Dinamika Politik dalam Pemecatan Fahri Hamzah
Pertemuan sempat dilakukan antara Fahri Hamzah dengan Ketua Majelis Syuro yang
dilakukan secara diam-diam dan personal. Dalam pertemuan tersebut Ustadz Salim Segaf Al-
Jufri menyampaikan arahan kepada Fahri Hamzah untuk selalu menjaga kedisiplinan dan
kesantunannya, serta menyesuaikan diri dengan arah kebijakan partai, terutama karena posisi
Fahri Hamzah sebagai seorang Wakil Ketua DPR dan saat ini merupakan etalase tertinggi
PKS di parlemen, maka akan selalu menjadi perhatian publik terhadap sikap dan kebijakan
partai. Selain itu juga ia diminta untuk selalu menggunakan kopiah. Sejak saat itu nasehat
Ketua Majelis Syuro dilaksanakan oleh Fahri Hamzah dengan penuh kesadaran dan terlihat
begitu jelas dimana gaya komunikasi Fahri Hamzah yang sebelumnya sangat kritis, namun
akhirnya ia cenderung lebih banyak diam dan memilih mengurangi komunikasinya di media.
Namun, pada pertemuan selanjutnya hal berbeda disampaikan oleh Ketua Majelis
Syuro bahwa ia sangat mengkhawatirkan jika terjadi perbedaan pendapat antara Fahri
Hamzah dengan beberapa kader partai lainnya terutama Presiden Partai Sohibul Iman akan
menyebabkan gangguan terhadap partai, karena pada masa kepemimpinan sebelumnya
banyak para mantan menteri yang menjabat di pemerintahan dan PKS menjadi banyak
incaran untuk menduduki posisi tersebut. Berdasarkan pertimbangan itu, Ketua Majelis Syuro
meminta secara pribadi kepada Fahri Hamzah untuk mundur dari Wakil Ketua DPR. Fahri
Hamzah sangat kaget dan terkejut mendengar langsung pernyataan tersebut dan diminta
langsung oleh Ketua Majelis Syura untuk merahasiakan permintaan pengunduran dirinya
sebagai pimpinan DPR. Ketua Majelis Syuro mengatakan:
POLITIKA, Jurnal Ilmu Politik Vol.10, No.1 (April 2019)
17
“Ana mau menyampaikan pertimbangan pribadi, sepertinya ada baiknya antum
mundur dari Pimpinan DPR.”
Lebih lanjut terkait permintaan tersebut, Fahri Hamzah mempertanyakan kepada
Ketua Majelis Syuro apakah pemerintah Jokowi selama ini telah menekan Ustadz Salim
untuk memecatnya atau apakah ada kesalahan yang sangat fatal yang telah dilakukannya.
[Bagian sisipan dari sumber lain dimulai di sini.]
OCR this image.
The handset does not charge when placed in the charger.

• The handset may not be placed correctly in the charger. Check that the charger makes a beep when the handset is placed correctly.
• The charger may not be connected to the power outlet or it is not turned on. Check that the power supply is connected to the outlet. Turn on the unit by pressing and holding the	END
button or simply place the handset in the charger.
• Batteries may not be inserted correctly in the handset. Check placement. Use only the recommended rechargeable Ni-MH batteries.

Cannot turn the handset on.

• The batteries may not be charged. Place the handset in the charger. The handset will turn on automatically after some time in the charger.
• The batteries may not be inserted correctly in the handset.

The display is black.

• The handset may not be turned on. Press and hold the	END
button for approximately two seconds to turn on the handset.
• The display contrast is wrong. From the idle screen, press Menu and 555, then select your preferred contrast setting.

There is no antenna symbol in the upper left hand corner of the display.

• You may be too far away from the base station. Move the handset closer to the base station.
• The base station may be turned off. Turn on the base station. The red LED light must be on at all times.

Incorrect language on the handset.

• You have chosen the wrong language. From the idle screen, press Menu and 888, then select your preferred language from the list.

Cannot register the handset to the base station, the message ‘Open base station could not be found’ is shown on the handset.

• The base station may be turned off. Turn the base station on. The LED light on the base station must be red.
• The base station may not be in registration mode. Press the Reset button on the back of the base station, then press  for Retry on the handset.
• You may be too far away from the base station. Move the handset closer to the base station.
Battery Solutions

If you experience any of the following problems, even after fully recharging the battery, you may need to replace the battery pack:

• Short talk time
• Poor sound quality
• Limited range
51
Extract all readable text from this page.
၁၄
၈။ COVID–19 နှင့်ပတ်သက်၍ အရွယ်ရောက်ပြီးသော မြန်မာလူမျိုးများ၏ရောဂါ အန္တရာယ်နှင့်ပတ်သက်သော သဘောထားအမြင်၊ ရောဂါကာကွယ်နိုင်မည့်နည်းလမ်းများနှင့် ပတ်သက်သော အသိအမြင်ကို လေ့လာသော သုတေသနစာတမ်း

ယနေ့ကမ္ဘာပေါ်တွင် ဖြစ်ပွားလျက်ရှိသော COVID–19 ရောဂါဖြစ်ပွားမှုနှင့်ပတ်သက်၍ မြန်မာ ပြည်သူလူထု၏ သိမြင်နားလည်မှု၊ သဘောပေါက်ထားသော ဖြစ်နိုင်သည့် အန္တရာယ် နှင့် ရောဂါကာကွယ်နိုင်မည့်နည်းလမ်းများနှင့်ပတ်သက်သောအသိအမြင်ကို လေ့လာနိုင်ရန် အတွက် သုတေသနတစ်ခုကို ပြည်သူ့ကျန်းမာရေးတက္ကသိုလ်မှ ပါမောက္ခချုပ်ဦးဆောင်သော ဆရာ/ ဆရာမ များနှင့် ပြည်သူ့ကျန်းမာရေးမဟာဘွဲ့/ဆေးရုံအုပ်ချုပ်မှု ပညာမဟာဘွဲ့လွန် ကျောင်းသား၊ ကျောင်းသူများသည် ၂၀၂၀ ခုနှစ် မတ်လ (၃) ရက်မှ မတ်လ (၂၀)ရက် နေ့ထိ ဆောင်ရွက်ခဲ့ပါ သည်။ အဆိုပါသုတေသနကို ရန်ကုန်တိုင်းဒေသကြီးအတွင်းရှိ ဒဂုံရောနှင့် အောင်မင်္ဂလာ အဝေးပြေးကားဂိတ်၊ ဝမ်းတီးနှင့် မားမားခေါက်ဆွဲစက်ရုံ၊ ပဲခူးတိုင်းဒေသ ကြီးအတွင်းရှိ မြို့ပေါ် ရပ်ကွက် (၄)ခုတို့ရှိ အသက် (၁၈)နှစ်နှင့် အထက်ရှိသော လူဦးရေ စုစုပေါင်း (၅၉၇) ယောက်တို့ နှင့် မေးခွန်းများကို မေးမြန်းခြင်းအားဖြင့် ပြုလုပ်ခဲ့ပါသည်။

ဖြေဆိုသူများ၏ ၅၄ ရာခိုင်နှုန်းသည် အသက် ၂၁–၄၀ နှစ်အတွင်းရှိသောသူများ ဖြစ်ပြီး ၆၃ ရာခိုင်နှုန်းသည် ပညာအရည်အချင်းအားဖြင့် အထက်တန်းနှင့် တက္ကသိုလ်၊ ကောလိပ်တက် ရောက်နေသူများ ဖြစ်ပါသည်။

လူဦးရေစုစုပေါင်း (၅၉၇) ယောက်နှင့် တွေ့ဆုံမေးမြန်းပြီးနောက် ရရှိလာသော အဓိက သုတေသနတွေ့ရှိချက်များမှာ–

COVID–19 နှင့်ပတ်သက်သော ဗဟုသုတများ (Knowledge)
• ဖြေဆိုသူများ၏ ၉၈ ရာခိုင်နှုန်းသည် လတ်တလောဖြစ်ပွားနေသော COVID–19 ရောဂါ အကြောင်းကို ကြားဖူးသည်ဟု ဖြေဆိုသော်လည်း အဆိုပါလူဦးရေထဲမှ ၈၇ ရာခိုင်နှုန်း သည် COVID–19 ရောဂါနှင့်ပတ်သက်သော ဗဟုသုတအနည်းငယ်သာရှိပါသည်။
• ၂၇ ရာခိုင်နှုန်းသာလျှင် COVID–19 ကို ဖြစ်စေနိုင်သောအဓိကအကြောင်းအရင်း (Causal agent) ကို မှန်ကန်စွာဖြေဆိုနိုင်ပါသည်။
Namun, Ketua Majelis Syuro membantah pernyataan-pernyataan tersebut, bahkan ia
menyatakan bahwa Fahri Hamzah adalah kader terbaik PKS.
“Antum tidak punya salah, ini murni dari pribadi Ana ke Antum, Ana juga tidak
bisa ditekan orang, kalau ada yang tekan malah Ana tidak mau.”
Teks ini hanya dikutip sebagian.